Ji-Hoon melangkah cepat keluar dari ruang kamar, kemudian menarik napas dalam-dalam dan mengembuskannya. Ia berjalan menuju dapur, berniat untuk mendapatkan segelas air.

Ji-Hoon berusaha berpikir rasional, bahwa rasa aneh yang dirasakan hanyalah rasa sesak akibat aroma cat dan kayu, bukanlah dari sesuatu yang lain—yang bahkan Ji-Hoon sendiri tak mengerti. Tetapi, pikiran yang tak dimengerti dan pahami itu malah yang paling mendominasi, membuat ia merasa aneh sendiri.

. . .

Jong-Hyun berada di ruangannya, tengah mengenakan kemeja hitam dengan gerak merapikan sedikit bagian kerah, sebelum akhirnya membalikkan badan, hendak melangkah keluar setelah semua dirasa siap. Baru beberapa langkah berjalan, tungkai itu sontak terhenti tatkala kedua matanya menangkap sosok lain di ambang pintu: Joo Jin-Woo.
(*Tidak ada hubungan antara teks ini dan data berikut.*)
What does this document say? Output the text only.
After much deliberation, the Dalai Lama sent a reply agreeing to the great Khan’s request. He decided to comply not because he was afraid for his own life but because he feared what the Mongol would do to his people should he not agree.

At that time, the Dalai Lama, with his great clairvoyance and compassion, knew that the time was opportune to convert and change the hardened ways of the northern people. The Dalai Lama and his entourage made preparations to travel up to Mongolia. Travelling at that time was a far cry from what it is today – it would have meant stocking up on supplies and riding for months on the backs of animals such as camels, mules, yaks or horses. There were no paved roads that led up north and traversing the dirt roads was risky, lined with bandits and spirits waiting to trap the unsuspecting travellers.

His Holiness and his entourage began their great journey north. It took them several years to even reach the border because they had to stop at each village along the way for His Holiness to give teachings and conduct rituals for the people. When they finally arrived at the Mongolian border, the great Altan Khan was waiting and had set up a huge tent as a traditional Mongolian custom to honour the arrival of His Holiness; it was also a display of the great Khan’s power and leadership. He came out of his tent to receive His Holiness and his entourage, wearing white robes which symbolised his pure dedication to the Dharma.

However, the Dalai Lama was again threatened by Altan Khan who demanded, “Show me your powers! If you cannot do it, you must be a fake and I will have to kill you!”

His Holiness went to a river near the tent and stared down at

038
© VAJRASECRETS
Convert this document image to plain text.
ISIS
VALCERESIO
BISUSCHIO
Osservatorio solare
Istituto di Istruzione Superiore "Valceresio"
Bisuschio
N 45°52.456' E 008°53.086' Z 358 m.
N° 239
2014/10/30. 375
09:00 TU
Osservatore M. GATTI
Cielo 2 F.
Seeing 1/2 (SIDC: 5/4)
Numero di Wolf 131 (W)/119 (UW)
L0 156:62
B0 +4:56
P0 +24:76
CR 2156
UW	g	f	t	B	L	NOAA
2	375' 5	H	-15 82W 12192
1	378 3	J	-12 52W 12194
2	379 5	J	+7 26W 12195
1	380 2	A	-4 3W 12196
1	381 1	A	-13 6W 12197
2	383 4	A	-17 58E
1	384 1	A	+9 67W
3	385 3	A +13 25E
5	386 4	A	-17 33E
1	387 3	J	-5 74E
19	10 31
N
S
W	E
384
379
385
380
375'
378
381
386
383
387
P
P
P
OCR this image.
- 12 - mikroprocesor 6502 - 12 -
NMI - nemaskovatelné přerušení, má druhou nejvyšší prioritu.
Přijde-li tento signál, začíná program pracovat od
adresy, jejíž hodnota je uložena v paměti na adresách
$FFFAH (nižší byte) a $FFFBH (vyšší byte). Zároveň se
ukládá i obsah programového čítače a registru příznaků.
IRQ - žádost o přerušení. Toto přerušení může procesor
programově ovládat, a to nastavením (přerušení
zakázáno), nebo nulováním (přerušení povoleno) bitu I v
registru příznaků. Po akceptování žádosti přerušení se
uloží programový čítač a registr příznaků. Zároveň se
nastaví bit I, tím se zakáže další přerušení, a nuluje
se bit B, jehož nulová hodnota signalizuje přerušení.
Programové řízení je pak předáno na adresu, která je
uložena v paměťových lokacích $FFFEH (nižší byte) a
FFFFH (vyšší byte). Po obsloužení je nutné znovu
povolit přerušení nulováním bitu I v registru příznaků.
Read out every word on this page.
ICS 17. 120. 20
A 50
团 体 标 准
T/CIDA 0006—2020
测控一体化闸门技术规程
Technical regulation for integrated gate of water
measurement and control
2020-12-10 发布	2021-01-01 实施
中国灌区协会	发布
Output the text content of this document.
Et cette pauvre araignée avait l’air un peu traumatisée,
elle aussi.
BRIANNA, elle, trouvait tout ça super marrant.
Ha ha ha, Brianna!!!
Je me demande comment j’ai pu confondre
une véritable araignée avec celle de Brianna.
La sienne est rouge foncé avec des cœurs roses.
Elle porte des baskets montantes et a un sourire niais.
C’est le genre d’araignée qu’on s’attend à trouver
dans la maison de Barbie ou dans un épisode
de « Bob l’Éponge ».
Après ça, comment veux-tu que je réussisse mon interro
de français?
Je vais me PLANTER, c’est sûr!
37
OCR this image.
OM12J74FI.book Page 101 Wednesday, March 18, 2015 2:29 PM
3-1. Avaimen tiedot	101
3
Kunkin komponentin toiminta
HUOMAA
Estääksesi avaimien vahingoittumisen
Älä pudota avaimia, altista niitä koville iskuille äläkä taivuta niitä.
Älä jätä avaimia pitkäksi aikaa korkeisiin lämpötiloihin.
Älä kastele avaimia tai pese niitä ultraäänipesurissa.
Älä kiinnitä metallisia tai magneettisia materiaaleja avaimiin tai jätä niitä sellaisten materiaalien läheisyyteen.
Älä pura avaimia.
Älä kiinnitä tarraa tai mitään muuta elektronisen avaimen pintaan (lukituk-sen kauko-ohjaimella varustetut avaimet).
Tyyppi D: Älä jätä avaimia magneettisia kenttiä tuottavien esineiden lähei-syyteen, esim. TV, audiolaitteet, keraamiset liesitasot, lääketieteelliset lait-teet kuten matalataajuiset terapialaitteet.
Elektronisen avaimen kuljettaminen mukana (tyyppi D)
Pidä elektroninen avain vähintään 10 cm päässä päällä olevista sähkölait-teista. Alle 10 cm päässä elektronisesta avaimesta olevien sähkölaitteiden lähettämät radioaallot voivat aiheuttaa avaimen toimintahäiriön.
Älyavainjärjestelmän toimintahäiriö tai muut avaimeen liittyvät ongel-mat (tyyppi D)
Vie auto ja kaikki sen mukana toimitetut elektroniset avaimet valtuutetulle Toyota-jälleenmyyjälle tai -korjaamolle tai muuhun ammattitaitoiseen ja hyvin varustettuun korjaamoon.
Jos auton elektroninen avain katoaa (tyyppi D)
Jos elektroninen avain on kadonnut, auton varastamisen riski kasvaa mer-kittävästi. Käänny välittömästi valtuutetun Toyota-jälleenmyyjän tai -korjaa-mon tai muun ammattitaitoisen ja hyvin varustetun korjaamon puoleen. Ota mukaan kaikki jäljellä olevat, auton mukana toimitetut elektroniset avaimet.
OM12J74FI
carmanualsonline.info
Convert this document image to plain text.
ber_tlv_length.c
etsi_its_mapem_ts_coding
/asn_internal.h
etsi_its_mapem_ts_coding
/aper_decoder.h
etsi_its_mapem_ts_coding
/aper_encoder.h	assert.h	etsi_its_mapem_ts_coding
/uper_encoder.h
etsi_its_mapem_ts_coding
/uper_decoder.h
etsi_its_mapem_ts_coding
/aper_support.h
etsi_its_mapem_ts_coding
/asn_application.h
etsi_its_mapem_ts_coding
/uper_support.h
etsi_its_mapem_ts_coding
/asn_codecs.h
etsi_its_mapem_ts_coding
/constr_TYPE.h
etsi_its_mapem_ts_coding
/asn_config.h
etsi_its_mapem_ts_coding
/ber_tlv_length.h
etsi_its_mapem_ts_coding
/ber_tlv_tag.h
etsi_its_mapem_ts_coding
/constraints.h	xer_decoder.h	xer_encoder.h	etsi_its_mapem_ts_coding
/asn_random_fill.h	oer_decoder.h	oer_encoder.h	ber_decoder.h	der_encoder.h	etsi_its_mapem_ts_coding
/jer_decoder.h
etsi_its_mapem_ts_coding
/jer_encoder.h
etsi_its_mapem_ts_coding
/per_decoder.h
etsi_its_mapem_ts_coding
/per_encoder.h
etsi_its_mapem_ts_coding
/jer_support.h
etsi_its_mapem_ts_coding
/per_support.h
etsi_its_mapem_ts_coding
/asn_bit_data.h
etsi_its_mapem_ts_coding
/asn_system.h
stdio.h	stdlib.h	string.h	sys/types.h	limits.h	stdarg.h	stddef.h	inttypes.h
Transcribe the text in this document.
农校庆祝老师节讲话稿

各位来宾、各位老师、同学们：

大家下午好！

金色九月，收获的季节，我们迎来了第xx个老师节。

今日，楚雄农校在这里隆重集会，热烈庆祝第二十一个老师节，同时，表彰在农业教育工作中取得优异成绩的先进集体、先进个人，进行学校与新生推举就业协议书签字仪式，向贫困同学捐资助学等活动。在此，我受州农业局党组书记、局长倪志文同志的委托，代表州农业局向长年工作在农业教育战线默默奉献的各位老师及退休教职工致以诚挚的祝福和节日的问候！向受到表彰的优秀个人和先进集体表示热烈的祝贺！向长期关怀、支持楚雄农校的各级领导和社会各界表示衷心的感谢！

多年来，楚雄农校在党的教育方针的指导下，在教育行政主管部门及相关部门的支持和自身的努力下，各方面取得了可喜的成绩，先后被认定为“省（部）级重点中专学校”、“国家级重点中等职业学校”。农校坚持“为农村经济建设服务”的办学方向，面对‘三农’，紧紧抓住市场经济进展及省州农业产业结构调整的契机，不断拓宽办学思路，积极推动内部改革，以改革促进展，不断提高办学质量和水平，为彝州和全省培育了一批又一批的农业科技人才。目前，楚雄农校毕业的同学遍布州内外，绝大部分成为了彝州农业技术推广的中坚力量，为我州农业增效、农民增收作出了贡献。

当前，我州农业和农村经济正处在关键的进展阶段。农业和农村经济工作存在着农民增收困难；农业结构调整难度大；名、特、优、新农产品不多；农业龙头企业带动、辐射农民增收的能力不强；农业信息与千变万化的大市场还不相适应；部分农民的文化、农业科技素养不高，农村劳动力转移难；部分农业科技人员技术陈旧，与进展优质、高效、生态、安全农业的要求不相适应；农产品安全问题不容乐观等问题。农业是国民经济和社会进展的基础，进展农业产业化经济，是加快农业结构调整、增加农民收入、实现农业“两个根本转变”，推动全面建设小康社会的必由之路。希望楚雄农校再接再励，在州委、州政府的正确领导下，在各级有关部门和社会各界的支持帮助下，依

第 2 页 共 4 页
Jong-Hyun meneguk saliva, lalu berusaha bersikap senormal mungkin, sebelum akhirnya kembali melangkahkan kaki dan berdiri tak begitu jauh di hadapan Jin-Woo.

"Ada apa, Tuan?" tanyanya.

"Mau pergi lagi? Berkumpul bersama para Mier itu?" Terdengar jelas bahwa nada bicara Jin-Woo selayak tak nyaman, membuat Jong-Hyun menundukkan sedikit kepala. "Jawab aku, Jong-Hyun! Setelah Jin-Young yang pergi ke sana, sekarang malah kau? Apa yang si Park Sung-Woo itu berikan pada kalian?" Nada tak suka semakin kentara, bahkan aura mencekam bertambah kuat tatkala Jin-Woo maju beberapa langkah.

"Maaf Tuan." Hanya gumaman itu yang mampu keluar dari belah bibir Jong-Hyun, terlalu takut untuk berkata lebih. Jin-Woo kembali memperhatikan pemuda itu, tanpa membalas perkataan barusan. Sorot matanya terus mengarah pada sosok itu, namun tak begitu jelas apa yang tersirat di sana. Tak berapa lama, Jong-Hyun mendengar helaan napas gusar, membuat ia mengangkat sedikit kepala dan menatap Jin-Woo memejamkan mata dengan kedua alis bertaut, menampakkan kegusaran.

"Sampaikan salamku pada Jin-Young."

Sontak ucapan itu membuat Jong-Hyun terkejut. Ia kembali menatap wajah Jin-Woo, yang awalnya menampilkan raut menyeramkan, kini terganti dengan raut wajah gusar penuh kekhawatiran. Jong-Hyun berkedip.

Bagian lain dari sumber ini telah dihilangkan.